The pattern is apparent all across Broadway: Jon Bernthal is headlining Dog Day Afternoon at the August Wilson, onetime home to big musicals like Cabaret, Funny Girl, and Mean Girls; John Lithgow is giving his Tony-winning performance in Giant at the Music Box, the place you may have caught Tony-winning productions of Pippin, Dear Evan Hansen, or Suffs; and Daniel Radcliffe made a hit of the solo(ish) play Every Brilliant Thing at the Hudson, the same stage on which he earned his Tony for Merrily We Roll Along.
This is not a call to arms against the straight plays ravaging our streets. It’s wonderful that so many people are compelled to pay hundreds of dollars to watch actors talk to each other for two-plus hours without the respite of a dance break.
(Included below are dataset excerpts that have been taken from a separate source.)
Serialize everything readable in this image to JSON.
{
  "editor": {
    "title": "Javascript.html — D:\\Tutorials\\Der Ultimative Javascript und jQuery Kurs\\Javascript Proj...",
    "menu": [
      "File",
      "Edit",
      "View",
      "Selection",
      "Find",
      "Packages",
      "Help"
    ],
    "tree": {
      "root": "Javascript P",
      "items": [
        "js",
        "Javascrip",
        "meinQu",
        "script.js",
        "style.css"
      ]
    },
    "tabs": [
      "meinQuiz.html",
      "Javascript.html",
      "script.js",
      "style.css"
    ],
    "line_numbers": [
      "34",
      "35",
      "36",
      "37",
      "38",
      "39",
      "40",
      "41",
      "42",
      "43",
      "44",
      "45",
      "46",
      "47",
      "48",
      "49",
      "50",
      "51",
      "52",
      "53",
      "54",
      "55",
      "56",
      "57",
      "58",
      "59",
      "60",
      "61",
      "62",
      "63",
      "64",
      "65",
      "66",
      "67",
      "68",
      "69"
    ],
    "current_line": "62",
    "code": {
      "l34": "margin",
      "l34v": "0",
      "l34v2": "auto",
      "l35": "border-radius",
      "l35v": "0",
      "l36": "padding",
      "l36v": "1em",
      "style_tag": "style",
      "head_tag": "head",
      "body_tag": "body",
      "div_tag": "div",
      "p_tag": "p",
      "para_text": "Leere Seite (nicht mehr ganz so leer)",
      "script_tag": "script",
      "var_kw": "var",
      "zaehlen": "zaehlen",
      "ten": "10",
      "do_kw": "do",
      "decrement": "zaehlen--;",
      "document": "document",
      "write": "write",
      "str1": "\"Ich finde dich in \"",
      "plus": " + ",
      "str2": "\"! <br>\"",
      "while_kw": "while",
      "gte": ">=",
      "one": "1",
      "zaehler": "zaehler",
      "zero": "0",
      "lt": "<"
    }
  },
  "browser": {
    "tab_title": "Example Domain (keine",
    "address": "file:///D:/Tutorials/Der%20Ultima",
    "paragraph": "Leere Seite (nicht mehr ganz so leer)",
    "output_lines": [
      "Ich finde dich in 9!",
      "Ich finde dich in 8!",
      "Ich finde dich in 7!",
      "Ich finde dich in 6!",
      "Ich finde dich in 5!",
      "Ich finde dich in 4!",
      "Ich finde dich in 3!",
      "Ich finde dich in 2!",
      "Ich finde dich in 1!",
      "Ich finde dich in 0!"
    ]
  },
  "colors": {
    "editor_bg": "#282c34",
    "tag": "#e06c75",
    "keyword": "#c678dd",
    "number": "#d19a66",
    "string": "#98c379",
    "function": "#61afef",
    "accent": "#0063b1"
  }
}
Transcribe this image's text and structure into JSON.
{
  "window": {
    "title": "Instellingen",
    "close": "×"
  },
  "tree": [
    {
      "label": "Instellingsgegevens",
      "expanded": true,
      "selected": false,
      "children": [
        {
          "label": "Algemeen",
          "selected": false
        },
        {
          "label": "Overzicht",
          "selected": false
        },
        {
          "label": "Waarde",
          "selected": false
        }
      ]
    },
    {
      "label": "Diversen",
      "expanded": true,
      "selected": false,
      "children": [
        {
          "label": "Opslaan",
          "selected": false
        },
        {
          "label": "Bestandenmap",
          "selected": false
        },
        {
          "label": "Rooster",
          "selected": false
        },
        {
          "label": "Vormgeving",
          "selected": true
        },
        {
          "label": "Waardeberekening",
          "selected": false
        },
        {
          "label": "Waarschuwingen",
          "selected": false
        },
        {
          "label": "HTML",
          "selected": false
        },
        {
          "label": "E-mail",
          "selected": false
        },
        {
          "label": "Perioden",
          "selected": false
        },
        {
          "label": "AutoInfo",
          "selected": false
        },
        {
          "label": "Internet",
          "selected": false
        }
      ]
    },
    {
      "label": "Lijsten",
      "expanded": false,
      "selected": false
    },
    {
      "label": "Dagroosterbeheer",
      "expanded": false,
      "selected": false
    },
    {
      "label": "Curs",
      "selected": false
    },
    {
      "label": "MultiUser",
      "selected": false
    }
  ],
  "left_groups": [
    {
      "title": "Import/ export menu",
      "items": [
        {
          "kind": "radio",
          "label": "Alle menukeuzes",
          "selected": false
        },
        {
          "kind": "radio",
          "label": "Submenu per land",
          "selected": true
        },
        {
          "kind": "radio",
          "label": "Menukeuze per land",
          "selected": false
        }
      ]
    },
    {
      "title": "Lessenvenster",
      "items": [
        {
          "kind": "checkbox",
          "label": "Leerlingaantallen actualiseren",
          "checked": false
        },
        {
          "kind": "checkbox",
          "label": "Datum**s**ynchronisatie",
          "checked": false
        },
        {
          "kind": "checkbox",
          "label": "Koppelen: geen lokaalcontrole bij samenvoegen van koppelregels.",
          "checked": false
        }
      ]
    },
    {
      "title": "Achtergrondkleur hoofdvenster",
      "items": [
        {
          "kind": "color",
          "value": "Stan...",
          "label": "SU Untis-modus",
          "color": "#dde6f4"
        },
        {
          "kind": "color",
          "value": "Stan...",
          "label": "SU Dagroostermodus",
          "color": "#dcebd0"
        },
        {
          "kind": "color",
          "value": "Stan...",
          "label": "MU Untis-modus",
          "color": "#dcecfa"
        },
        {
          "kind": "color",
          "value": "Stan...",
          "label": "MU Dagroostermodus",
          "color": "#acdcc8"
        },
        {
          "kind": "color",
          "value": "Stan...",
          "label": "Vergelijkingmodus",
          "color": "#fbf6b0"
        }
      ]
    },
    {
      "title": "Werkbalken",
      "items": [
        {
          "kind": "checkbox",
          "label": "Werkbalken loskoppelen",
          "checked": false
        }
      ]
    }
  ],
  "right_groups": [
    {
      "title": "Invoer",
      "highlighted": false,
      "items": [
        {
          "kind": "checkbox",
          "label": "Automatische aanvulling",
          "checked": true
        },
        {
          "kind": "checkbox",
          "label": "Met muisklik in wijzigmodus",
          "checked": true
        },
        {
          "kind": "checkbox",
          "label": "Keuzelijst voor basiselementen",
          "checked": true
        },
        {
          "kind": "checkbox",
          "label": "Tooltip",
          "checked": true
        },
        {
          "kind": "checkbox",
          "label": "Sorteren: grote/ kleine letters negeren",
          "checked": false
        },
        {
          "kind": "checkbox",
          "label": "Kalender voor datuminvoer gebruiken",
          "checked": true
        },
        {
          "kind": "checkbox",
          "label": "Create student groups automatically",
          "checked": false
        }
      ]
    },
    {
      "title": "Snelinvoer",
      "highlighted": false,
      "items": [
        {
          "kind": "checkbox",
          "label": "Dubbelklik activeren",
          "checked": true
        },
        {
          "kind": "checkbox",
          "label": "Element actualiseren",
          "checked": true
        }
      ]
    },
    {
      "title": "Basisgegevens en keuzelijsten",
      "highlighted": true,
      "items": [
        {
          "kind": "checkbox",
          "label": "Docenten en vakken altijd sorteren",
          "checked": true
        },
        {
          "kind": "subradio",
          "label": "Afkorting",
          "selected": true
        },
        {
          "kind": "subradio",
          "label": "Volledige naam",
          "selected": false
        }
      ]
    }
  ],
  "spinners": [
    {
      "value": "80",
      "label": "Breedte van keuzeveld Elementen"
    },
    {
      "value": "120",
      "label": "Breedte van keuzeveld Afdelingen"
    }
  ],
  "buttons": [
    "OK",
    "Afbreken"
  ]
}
It does, however, reveal a lot about the business mindset driving the Broadway industry and explains why musicals (especially ones that want an open run) are having an increasingly hard time making it to the front of the line.
And let’s not disregard the feat of plays like Bess Wohl’s Tony-winning Liberation that rolled the dice without bankable celebrities. “Saying that it’s commercially viable is [an] audacious claim,” said the play’s Tony-nominated star Susannah Flood at the beginning of its Broadway run in fall 2025. It’s true, and not every producer is down to be quite so audacious.
But while we’re reading tea leaves, this year’s Tony ceremony dropped some hints of its own. In both the Best Musical and Best Revival of a Musical categories, the winners were the shows that most closely resembled the archetypical Musical. Ragtime, a traditional book musical with a sweeping score and thoroughly drawn characters bested its main opponent, Cats: The Jellicle Ball, which turned Andrew Lloyd Webber’s trippiest concept piece into a raucous drag ball. Schmigadoon!, a spoof on the Golden Age musical that still loyally adheres to its structure, style, and tropes, won out over the death-defying feats and indie-rock sound of the emo vampire spectacle The Lost Boys.
Sure, the appetites of Tony voters and ticket buyers aren’t often in perfect alignment. And one person’s reverence for the classics is another’s resistance to progress. Even so, this year can serve as a helpful thought experiment. After all, when we have a skeleton crew of musicals, our priorities and proclivities become especially clear. Perhaps it’s not as cut-and-dry as our dear Tony-winning Lorne Michaels described (I wouldn’t say Ragtime meets the “happy ending” criteria)—but maybe it is time to go back to the basics.